Reviews

Let Me Down Easy

Anna Deavere Smith’s engrossing and thought-provoking theater piece tackles some very hard subjects.

Anna Deavere Smith
in Let Me Down Easy
(© Joan Marcus)
Anna Deavere Smith
in Let Me Down Easy
(© Joan Marcus)

Death is a touchy subject for some people to talk about, but it’s one that Anna Deavere Smith tackles head-on in Let Me Down Easy, her thought-provoking new theater piece, now at Second Stage Theatre. More precisely, it’s a subject discussed by many of the more than 20 people whose conversations are presented verbatim by Smith over the course of an engrossing 95 minutes.

Flitting about on Riccardo Hernandez’s all-white set and donning and doffing the appropriate accessories provided by costumer Ann Hould-Ward, the chameleonic Smith fully physicalizes each person she’s interviewed. In doing so, she ultimately paints a compelling cross-section of humanity, from the high and mighty to the decidedly non-famous.

Some of the people we’re exposed to, like Tour De France champion Lance Armstrong, boxer Michael Bentt, and former Texas governor Ann Richards (who passed away in 2006), share how their brushes with illness and death changed them, in some cases for the better.

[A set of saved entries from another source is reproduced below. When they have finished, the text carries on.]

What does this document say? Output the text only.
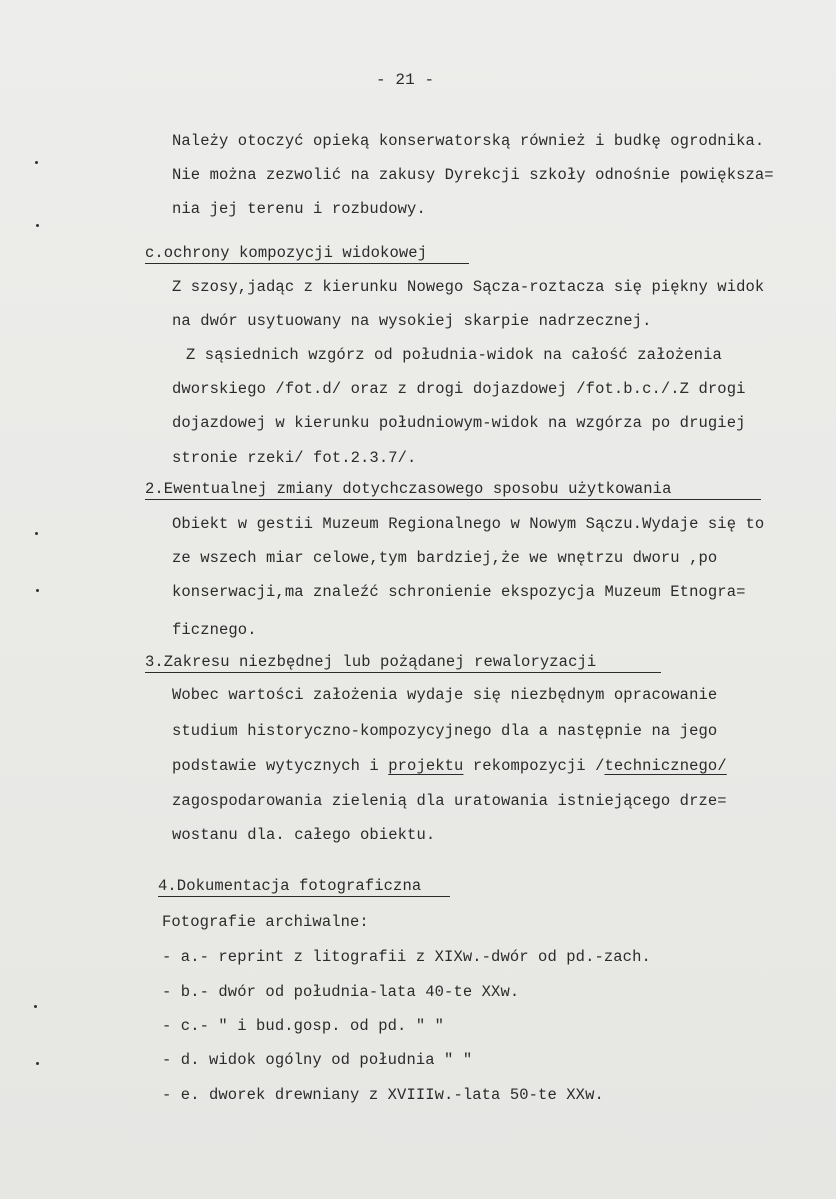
- 21 -
Należy otoczyć opieką konserwatorską również i budkę ogrodnika.
Nie można zezwolić na zakusy Dyrekcji szkoły odnośnie powiększa=
nia jej terenu i rozbudowy.
c.ochrony kompozycji widokowej
Z szosy,jadąc z kierunku Nowego Sącza-roztacza się piękny widok
na dwór usytuowany na wysokiej skarpie nadrzecznej.
Z sąsiednich wzgórz od południa-widok na całość założenia
dworskiego /fot.d/ oraz z drogi dojazdowej /fot.b.c./.Z drogi
dojazdowej w kierunku południowym-widok na wzgórza po drugiej
stronie rzeki/ fot.2.3.7/.
2.Ewentualnej zmiany dotychczasowego sposobu użytkowania
Obiekt w gestii Muzeum Regionalnego w Nowym Sączu.Wydaje się to
ze wszech miar celowe,tym bardziej,że we wnętrzu dworu ,po
konserwacji,ma znaleźć schronienie ekspozycja Muzeum Etnogra=
ficznego.
3.Zakresu niezbędnej lub pożądanej rewaloryzacji
Wobec wartości założenia wydaje się niezbędnym opracowanie
studium historyczno-kompozycyjnego dla a następnie na jego
podstawie wytycznych i projektu rekompozycji /technicznego/
zagospodarowania zielenią dla uratowania istniejącego drze=
wostanu dla. całego obiektu.
4.Dokumentacja fotograficzna
Fotografie archiwalne:
- a.- reprint z litografii z XIXw.-dwór od pd.-zach.
- b.- dwór od południa-lata 40-te XXw.
- c.- " i bud.gosp. od pd. " "
- d. widok ogólny od południa " "
- e. dworek drewniany z XVIIIw.-lata 50-te XXw.
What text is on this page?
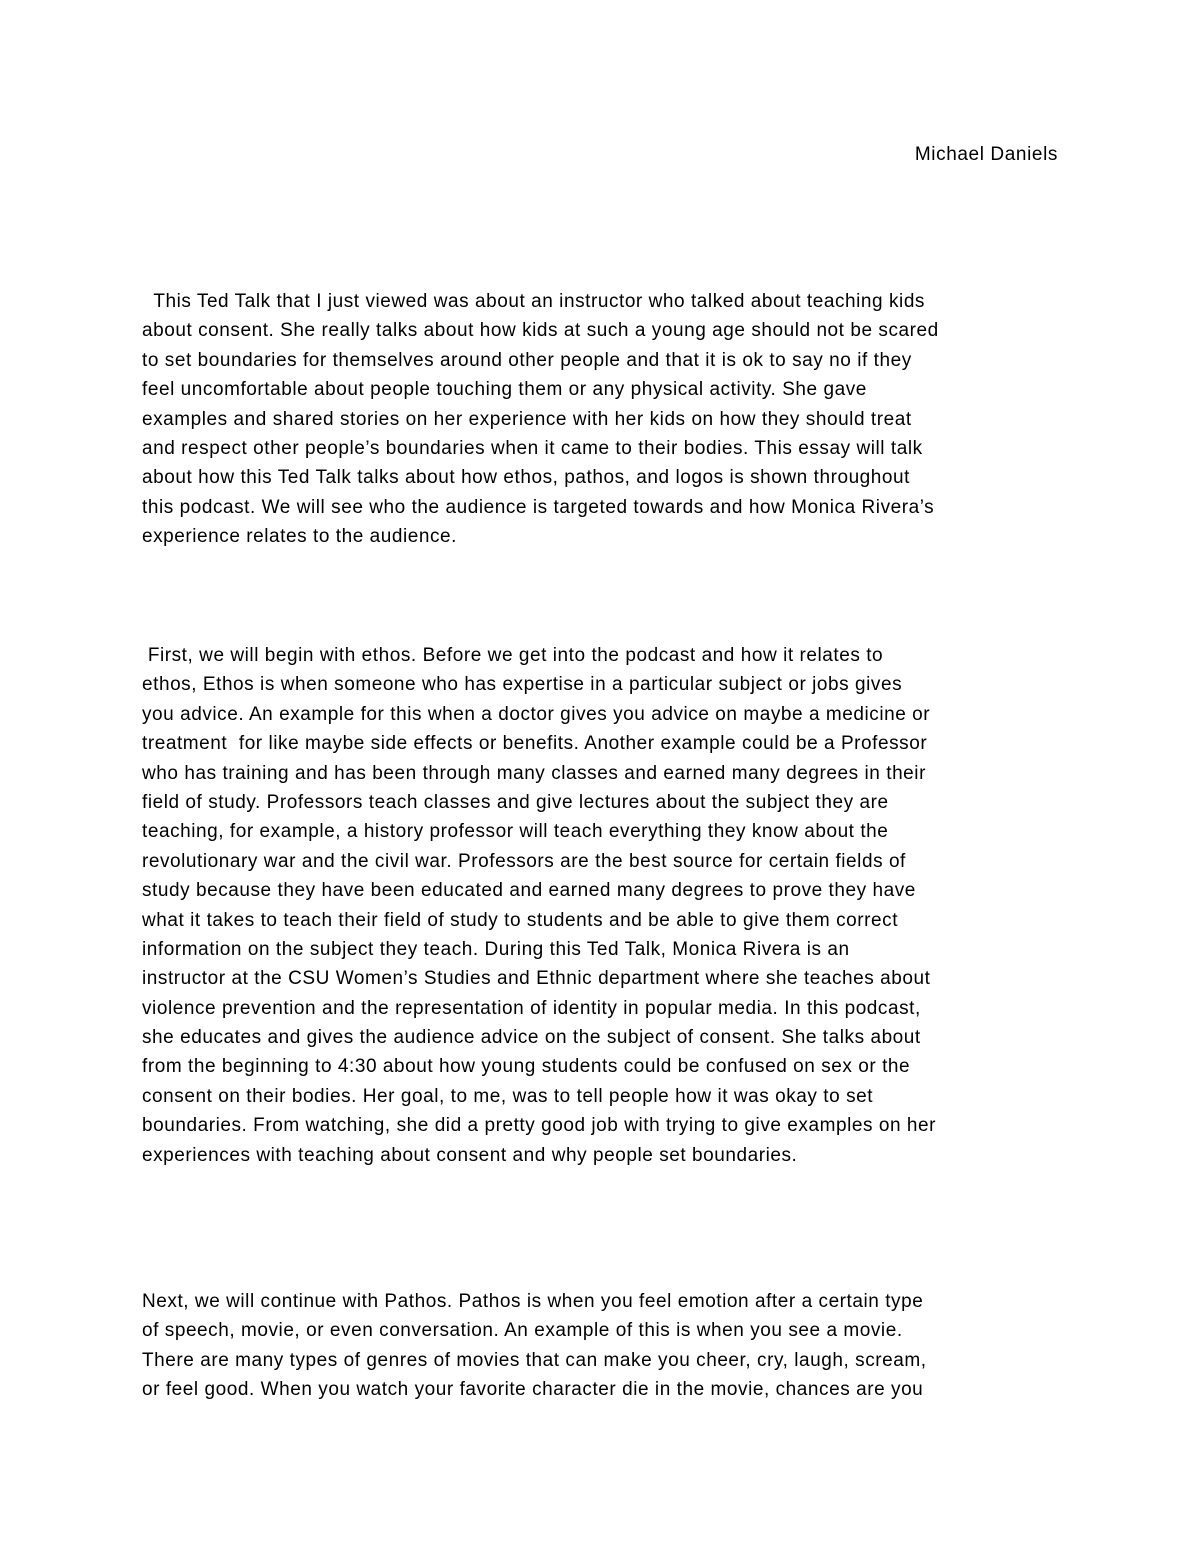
Michael Daniels

This Ted Talk that I just viewed was about an instructor who talked about teaching kids
about consent. She really talks about how kids at such a young age should not be scared
to set boundaries for themselves around other people and that it is ok to say no if they
feel uncomfortable about people touching them or any physical activity. She gave
examples and shared stories on her experience with her kids on how they should treat
and respect other people’s boundaries when it came to their bodies. This essay will talk
about how this Ted Talk talks about how ethos, pathos, and logos is shown throughout
this podcast. We will see who the audience is targeted towards and how Monica Rivera’s
experience relates to the audience.

First, we will begin with ethos. Before we get into the podcast and how it relates to
ethos, Ethos is when someone who has expertise in a particular subject or jobs gives
you advice. An example for this when a doctor gives you advice on maybe a medicine or
treatment  for like maybe side effects or benefits. Another example could be a Professor
who has training and has been through many classes and earned many degrees in their
field of study. Professors teach classes and give lectures about the subject they are
teaching, for example, a history professor will teach everything they know about the
revolutionary war and the civil war. Professors are the best source for certain fields of
study because they have been educated and earned many degrees to prove they have
what it takes to teach their field of study to students and be able to give them correct
information on the subject they teach. During this Ted Talk, Monica Rivera is an
instructor at the CSU Women’s Studies and Ethnic department where she teaches about
violence prevention and the representation of identity in popular media. In this podcast,
she educates and gives the audience advice on the subject of consent. She talks about
from the beginning to 4:30 about how young students could be confused on sex or the
consent on their bodies. Her goal, to me, was to tell people how it was okay to set
boundaries. From watching, she did a pretty good job with trying to give examples on her
experiences with teaching about consent and why people set boundaries.

Next, we will continue with Pathos. Pathos is when you feel emotion after a certain type
of speech, movie, or even conversation. An example of this is when you see a movie.
There are many types of genres of movies that can make you cheer, cry, laugh, scream,
or feel good. When you watch your favorite character die in the movie, chances are you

Others, like Matthieu Ricard, a Buddhist monk, and the Reverend Peter Gomes, a Harvard University minister, present a more philosophical viewpoint about the finality of life. Each subject adds their own brand of insight and understanding to the discussion.

However, death is not the only issue on Smith’s inquiring mind. The middle section — and the most impressive part — of Let Me Down Easy is primarily concerned with America’s health care crisis, as seen and experienced first-hand. For example, Ruth Katz, an associate dean at Yale University Medical Center, tells of how she was treated badly as a cancer patient at Yale New Haven Hospital until a resident is informed of her position. Most poignant is the recollection of Kiersta Kurtz-Burke, a physician at New Orleans’ Charity Hospital, who reminds us of FEMA’s neglect of this country’s poor in the aftermath of Hurricane Katrina.

Under Leonard Foglia’s savvy direction, Smith wisely incorporates a great deal of humor into the proceedings, which also helps undercut any hint of didacticism. Not every section seems necessary — and I think Smith might have been wiser to reshuffle some of the segments’ order — but every word and gesture presented by Smith appears to have been carefully considered.

Most importantly, though, Let Me Down Easy looks honestly at some very hard topics, which is something not all of us feel comfortable to do ourselves.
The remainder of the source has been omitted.